Pijnbestrijding is mogelijk met:
- Medicijnen: pijnstillers.
- Zenuwblokkade: een behandeling om de pijnprikkel tegen te houden door een zenuw door te snijden of te blokkeren. Lees meer over zenuwblokkade
Belangrijke informatie over pijnstillers bij kanker:
- Bij ‘gewone’ pijn kan de arts een of meer van deze pijnstillers voorschrijven: paracetamol, ontstekingsremmers (NSAID’s) en langwerkende morfine-achtige stoffen (opioïden), zoals morfine (tabletten), oxycodon (tabletten) of fentanyl (pleister).
- Als je een morfine-achtige stof gebruikt, schrijft je arts een laxeermiddel voor. Dat is nodig omdat harde ontlasting (obstipatie) een veel voorkomende bijwerking is van morfine-achtige stoffen.
- Je moet de pijnstillers op een vast tijdstip innemen. Ook als je op dat moment weinig of geen pijn hebt. De bedoeling is om zoveel mogelijk te voorkomen dat je pijn krijgt.
- Krijg je toch pijn (‘doorbraakpijn’)? Dan kun je extra pijnstillers gebruiken. Dat wordt ‘doorbraakmedicatie’ genoemd. Die gebruik je dus alleen als het nodig is. Je arts schrijft je daarvoor een apart recept voor.
- Bij zenuwpijn schrijft de arts andere medicijnen voor. Bijvoorbeeld gabapentine, pregabaline, amitriptyline of nortriptyline.
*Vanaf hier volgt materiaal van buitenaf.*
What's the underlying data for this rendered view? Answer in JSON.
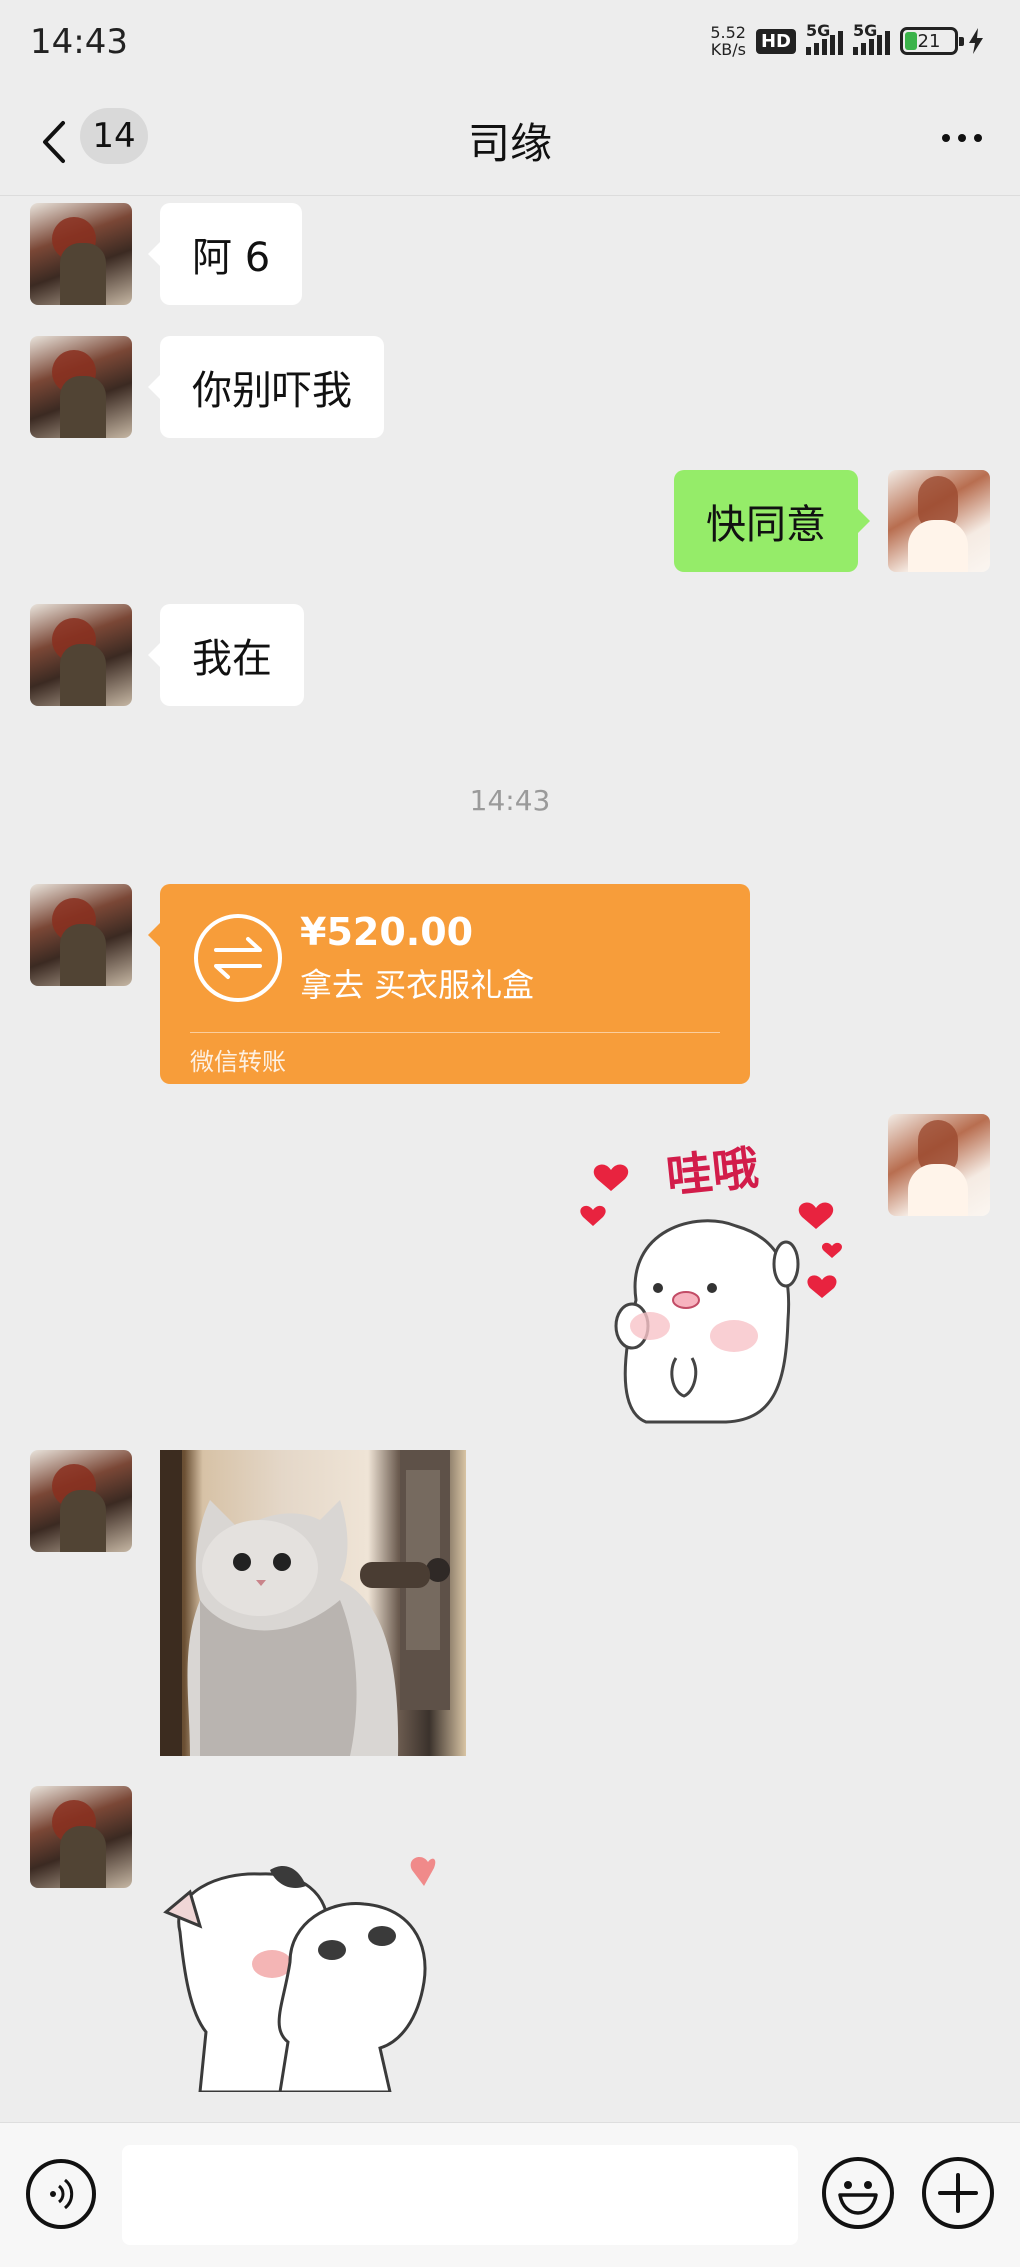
{
  "status_bar": {
    "time": "14:43",
    "net_speed_value": "5.52",
    "net_speed_unit": "KB/s",
    "hd_label": "HD",
    "signal_label_1": "5G",
    "signal_label_2": "5G",
    "battery_level": "21"
  },
  "header": {
    "unread_count": "14",
    "title": "司缘"
  },
  "messages": [
    {
      "side": "in",
      "text": "阿 6"
    },
    {
      "side": "in",
      "text": "你别吓我"
    },
    {
      "side": "out",
      "text": "快同意"
    },
    {
      "side": "in",
      "text": "我在"
    }
  ],
  "timestamp": "14:43",
  "transfer": {
    "amount": "¥520.00",
    "note": "拿去   买衣服礼盒",
    "label": "微信转账"
  },
  "stickers": {
    "wow_text": "哇哦"
  },
  "composer": {
    "input_value": ""
  },
  "colors": {
    "chat_bg": "#ededed",
    "outgoing_bubble": "#95ec69",
    "incoming_bubble": "#ffffff",
    "transfer_card": "#f79d3a"
  }
}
Andere behandelingen die bij pijn kunnen helpen zijn:
Als somberheid en/of angst invloed hebben op je pijn, is het belangrijk om daar iets aan te doen. Bijvoorbeeld door gesprekken of medicijnen tegen somberheid of angst.
Wie kan helpen bij pijn?
Pijn is een ingewikkelde klacht. Daarom kan de arts hulp vragen van een pijnteam of een palliatief adviesteam. Hierin zitten verschillende soorten zorgverleners. Zij bespreken met elkaar wat voor jou de beste behandeling is.
Naast artsen en verpleegkundigen zijn er allerlei andere mensen die je kunnen helpen, zoals een fysiotherapeut, ergotherapeut, psycholoog, maatschappelijk werker en/of geestelijk verzorger.